No, the answer is faith. “I’m giving the matter of my lack of self-discipline and the whole project of writing this book over to you, Lord. You do it. I have proven myself unable to do it time and again, but I know You can. So I’ll quit trying to scheme and schedule and control and force and demand and reprimand and condemn and deny self and instead, wait for You to come through.”

The only catch is that often when He does come through,  it doesn’t necessarily look the way you think it should. The way you have it planned. It may include long boring waits in a doctor’s waiting and exam rooms where all your plans and expectations for the day are dashed and you have the option of sitting there  mindlessly studying the baby pictures on the wall and wondering when the doctor will come (and he used exactly this kind of situation tonight) or…  you can use the time to recall that the main reason we’re left here after salvation has nothing to do with the natural world, and everything to do with the spiritual world. And you can tap into that, use this alone and “powerless” time… to pray!
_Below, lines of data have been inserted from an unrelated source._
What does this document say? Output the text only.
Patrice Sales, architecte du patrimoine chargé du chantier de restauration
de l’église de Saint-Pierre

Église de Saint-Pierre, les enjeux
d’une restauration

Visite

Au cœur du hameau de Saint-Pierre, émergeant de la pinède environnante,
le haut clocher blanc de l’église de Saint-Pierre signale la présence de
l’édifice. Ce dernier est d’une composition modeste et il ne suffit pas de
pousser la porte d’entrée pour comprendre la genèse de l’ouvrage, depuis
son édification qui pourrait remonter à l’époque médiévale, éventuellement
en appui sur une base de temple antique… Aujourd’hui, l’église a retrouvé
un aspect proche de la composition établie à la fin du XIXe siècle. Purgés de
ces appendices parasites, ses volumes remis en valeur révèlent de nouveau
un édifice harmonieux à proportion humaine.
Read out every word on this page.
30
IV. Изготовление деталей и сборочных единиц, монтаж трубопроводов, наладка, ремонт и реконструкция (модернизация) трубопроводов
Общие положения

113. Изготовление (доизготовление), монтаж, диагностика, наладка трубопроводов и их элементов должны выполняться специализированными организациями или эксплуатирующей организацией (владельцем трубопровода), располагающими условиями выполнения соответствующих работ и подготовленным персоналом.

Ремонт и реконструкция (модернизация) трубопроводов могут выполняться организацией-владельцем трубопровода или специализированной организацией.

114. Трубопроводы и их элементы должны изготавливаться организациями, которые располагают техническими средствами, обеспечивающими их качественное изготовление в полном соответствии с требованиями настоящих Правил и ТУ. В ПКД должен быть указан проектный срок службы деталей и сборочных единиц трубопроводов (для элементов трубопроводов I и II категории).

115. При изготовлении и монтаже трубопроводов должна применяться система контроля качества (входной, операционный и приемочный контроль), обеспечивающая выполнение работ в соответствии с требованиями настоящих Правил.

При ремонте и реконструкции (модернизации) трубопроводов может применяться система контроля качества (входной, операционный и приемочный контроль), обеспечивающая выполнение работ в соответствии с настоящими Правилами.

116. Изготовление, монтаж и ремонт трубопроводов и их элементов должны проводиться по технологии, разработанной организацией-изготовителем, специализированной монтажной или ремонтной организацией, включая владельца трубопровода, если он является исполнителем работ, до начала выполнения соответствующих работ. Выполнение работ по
Whoa. Never thought of that.

And Pastor Farley didn’t mean that we’re to pray for the doctor to come in and stop wasting our time, or the traffic jam to break up, but really pray… for people, for situations you’re aware of, for your pastor, for unbelievers in your life, for missionaries… for whatever He lays on your heart.

It’s not about me and my schedules and my efforts to make everything work out.  Not that having routines is a bad thing — I don’t think it is — just that when those routines get interrupted, there’s no reason to fuss. It’s just a matter of “not my will, but yours be done, Lord.” And maybe to look for some greater purpose in the situation beyond the one you had in mind.